O re­no­mado in­te­lec­tual bo­li­viano também citou o ataque de mo­to­queiros mas­ca­rados a uma marcha pa­cí­fica de mu­lheres das 16 pro­vín­cias de Co­cha­bamba; o fogo co­lo­cado na sede da Pre­fei­tura de Vinto e os cri­mi­nosos abusos co­me­tidos por fa­lan­gistas contra a se­nhora pre­feita como exem­plos de que tais se­tores pas­saram com­ple­ta­mente dos li­mites, “uma ver­gonha mun­dial”.

Frente a tanta con­fron­tação, apontou Li­nera, a me­lhor forma de so­lu­ci­onar o con­flito é es­perar os resul­tados da au­di­toria, já que esta ve­ri­fi­cação está em curso de­vido às de­nún­cias feitas – sem provas – pelo can­di­dato Carlos Mesa.

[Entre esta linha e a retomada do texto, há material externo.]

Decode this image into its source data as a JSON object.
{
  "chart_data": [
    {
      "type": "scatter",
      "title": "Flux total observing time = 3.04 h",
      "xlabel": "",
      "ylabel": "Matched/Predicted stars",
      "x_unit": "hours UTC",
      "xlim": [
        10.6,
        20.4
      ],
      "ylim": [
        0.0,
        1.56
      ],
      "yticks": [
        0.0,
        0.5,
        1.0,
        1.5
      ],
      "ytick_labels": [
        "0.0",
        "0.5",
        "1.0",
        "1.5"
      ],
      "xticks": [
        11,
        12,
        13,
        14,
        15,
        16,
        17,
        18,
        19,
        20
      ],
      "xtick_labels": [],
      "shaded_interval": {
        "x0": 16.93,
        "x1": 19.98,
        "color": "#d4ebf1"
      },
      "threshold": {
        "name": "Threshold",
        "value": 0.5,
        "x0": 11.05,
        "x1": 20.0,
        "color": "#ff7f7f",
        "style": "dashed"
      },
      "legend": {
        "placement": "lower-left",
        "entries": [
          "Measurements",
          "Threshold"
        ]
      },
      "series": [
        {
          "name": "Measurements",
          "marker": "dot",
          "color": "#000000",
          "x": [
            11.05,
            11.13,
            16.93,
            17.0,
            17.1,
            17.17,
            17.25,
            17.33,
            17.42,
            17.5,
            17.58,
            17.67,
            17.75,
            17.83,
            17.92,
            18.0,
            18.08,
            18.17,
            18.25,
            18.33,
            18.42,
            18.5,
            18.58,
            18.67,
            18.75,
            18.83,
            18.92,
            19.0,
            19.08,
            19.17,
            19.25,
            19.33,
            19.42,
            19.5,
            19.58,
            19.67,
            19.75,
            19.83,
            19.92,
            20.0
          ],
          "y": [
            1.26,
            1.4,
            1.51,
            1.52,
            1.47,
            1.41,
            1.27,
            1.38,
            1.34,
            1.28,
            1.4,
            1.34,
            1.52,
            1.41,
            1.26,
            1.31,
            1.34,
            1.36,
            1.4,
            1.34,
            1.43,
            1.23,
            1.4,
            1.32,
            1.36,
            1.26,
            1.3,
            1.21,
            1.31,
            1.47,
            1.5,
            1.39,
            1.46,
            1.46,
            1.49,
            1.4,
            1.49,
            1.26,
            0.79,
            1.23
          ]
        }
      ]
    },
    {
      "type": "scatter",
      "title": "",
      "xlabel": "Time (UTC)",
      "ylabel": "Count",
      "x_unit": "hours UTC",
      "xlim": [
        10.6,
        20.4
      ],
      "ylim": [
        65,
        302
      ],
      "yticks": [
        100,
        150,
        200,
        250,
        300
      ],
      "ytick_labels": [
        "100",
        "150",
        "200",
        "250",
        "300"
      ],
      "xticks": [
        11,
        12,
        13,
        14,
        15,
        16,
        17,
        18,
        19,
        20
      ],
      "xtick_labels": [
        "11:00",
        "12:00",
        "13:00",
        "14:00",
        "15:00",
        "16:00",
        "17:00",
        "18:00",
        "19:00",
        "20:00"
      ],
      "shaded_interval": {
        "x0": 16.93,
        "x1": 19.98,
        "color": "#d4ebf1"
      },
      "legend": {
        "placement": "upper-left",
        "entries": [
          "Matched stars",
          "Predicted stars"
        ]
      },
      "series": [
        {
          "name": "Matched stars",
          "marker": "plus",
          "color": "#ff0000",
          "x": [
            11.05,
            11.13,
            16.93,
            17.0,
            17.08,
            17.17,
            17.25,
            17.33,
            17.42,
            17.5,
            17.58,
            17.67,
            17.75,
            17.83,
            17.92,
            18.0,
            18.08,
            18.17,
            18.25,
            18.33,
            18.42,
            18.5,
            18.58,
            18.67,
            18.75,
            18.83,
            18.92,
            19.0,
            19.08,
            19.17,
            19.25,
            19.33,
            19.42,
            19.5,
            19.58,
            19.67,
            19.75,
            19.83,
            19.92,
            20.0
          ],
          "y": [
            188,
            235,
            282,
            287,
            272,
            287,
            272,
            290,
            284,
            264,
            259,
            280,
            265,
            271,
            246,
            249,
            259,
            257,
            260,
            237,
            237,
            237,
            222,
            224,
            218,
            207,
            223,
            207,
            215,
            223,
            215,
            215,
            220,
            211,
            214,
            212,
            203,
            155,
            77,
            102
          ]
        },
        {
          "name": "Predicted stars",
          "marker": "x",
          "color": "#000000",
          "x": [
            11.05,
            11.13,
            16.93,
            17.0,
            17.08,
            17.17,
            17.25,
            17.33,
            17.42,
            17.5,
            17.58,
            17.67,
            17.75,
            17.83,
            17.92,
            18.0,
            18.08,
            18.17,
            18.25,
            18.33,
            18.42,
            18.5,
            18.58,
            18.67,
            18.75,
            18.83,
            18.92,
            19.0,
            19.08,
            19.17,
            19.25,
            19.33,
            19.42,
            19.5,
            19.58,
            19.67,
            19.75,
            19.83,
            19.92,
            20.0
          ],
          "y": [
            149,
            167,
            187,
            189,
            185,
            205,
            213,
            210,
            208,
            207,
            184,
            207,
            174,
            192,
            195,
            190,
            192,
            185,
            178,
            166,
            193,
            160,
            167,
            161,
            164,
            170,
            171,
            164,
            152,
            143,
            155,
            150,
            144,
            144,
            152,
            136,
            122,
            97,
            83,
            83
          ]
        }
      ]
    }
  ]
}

“Um par­tido ga­nhou, porém o par­tido per­dedor diz que houve fraude e não apre­senta provas, mas as es­conde. Uma au­di­toria foi con­vo­cada para que se ve­ri­fi­quem os re­sul­tados. Assim é como deve ser re­sol­vida a si­tu­ação, pela via ins­ti­tu­ci­onal, foi como apro­varam os países da re­gião e as Na­ções Unidas. Basta de vi­o­lência, basta de jo­vens mal­tra­tados, es­pe­remos o tra­balho da OEA”, acres­centou.

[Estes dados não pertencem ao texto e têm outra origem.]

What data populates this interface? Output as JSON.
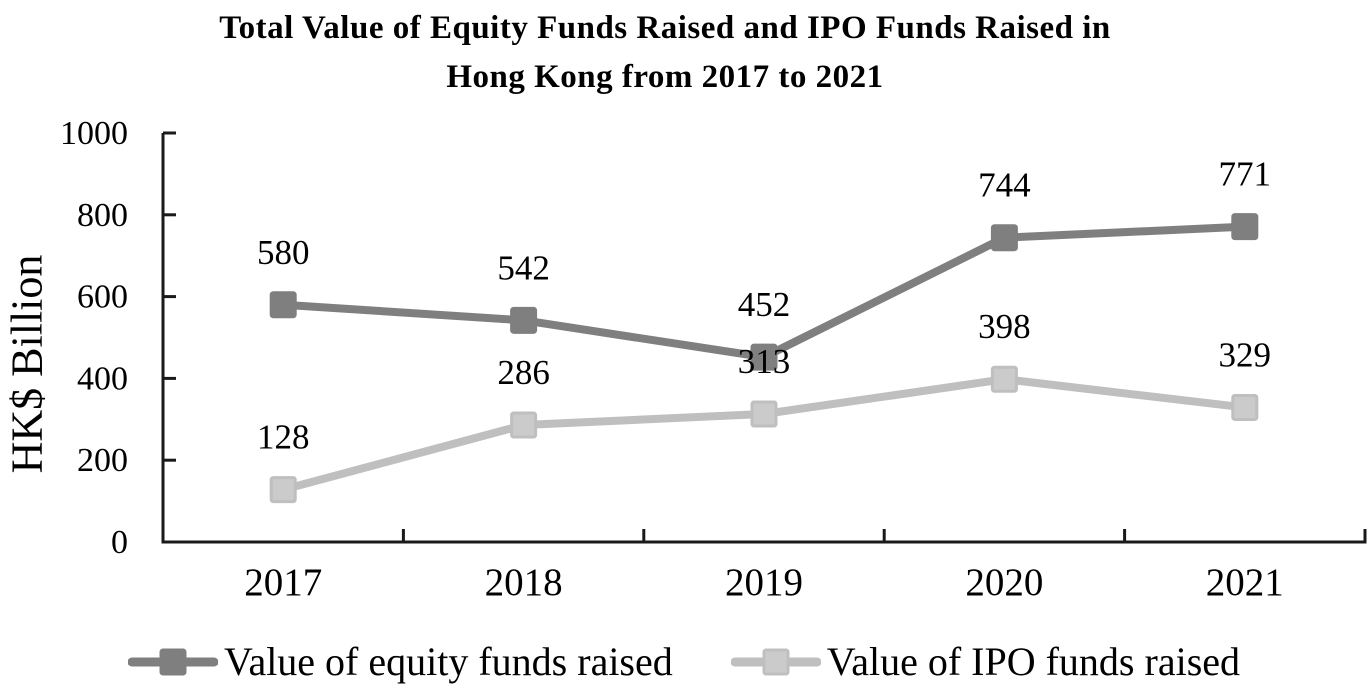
{
  "title": {
    "line1": "Total Value of Equity Funds Raised and IPO Funds Raised in",
    "line2": "Hong Kong from 2017 to 2021"
  },
  "colors": {
    "axis": "#1a1a1a",
    "text": "#000000",
    "equity_series": "#7f7f7f",
    "ipo_series": "#bfbfbf",
    "ipo_marker_fill": "#cbcbcb"
  },
  "chart_data": {
    "type": "line",
    "title": "Total Value of Equity Funds Raised and IPO Funds Raised in Hong Kong from 2017 to 2021",
    "categories": [
      "2017",
      "2018",
      "2019",
      "2020",
      "2021"
    ],
    "series": [
      {
        "name": "Value of equity funds raised",
        "values": [
          580,
          542,
          452,
          744,
          771
        ],
        "color": "#7f7f7f",
        "marker_fill": "#7f7f7f",
        "marker": "square"
      },
      {
        "name": "Value of IPO funds raised",
        "values": [
          128,
          286,
          313,
          398,
          329
        ],
        "color": "#bfbfbf",
        "marker_fill": "#cbcbcb",
        "marker": "square"
      }
    ],
    "xlabel": "",
    "ylabel": "HK$ Billion",
    "ylim": [
      0,
      1000
    ],
    "yticks": [
      0,
      200,
      400,
      600,
      800,
      1000
    ],
    "data_labels": true,
    "grid": false,
    "legend_position": "bottom"
  }
}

Em re­lação aos pro­testos re­a­li­zados por opo­si­tores no centro da ca­pital, La Paz, o vice-pre­si­dente as­se­gurou que “nunca ha­verá in­ter­venção en­quanto forem pa­cí­ficos”, e “há mar­chas que sobem e descem sem que nin­guém seja mo­les­tado”. O pro­blema, es­cla­receu, é que quando chega a “hora do no­ti­ciário” da te­le­visão, perto das 19 horas, oca­sião em que “apa­recem es­cudos, fogos de ar­ti­fício e di­na­mites”. “Em ma­ni­fes­ta­ções de­mo­crá­ticas não se pode in­tervir. Porém, quando se lançam bombas mo­lotov e ex­plo­sivo mo­di­fi­cado contra a Po­lícia, quando se buscam fe­ridos e mortos, não se tratam de ma­ni­fes­ta­ções. Trata-se de atentar contra a de­mo­cracia”, con­cluiu.

Nota da Re­dação:

Após pres­sões mi­li­tares, os pre­si­dentes dos tri­bu­nais elei­to­rais e das duas casas le­gis­la­tivas renunciaram. Evo Mo­rales re­cebeu ordem de prisão de po­li­ciais e, ao se dar conta da perda total do con­trole, su­geriu novas elei­ções. Mesmo assim, foi de­sa­lo­jado do Pa­lacio Que­mado por um movimento mi­litar e re­nun­ciou à pre­si­dência da Bo­lívia. O líder re­li­gioso Luis Fer­nando Ca­macho afirmou ao pú­blico que a “pa­cha­mama não re­tor­nará. A Bo­lívia é de Cristo”. Não se sabe o que seria de seu des­tino até a pu­bli­cação deste texto.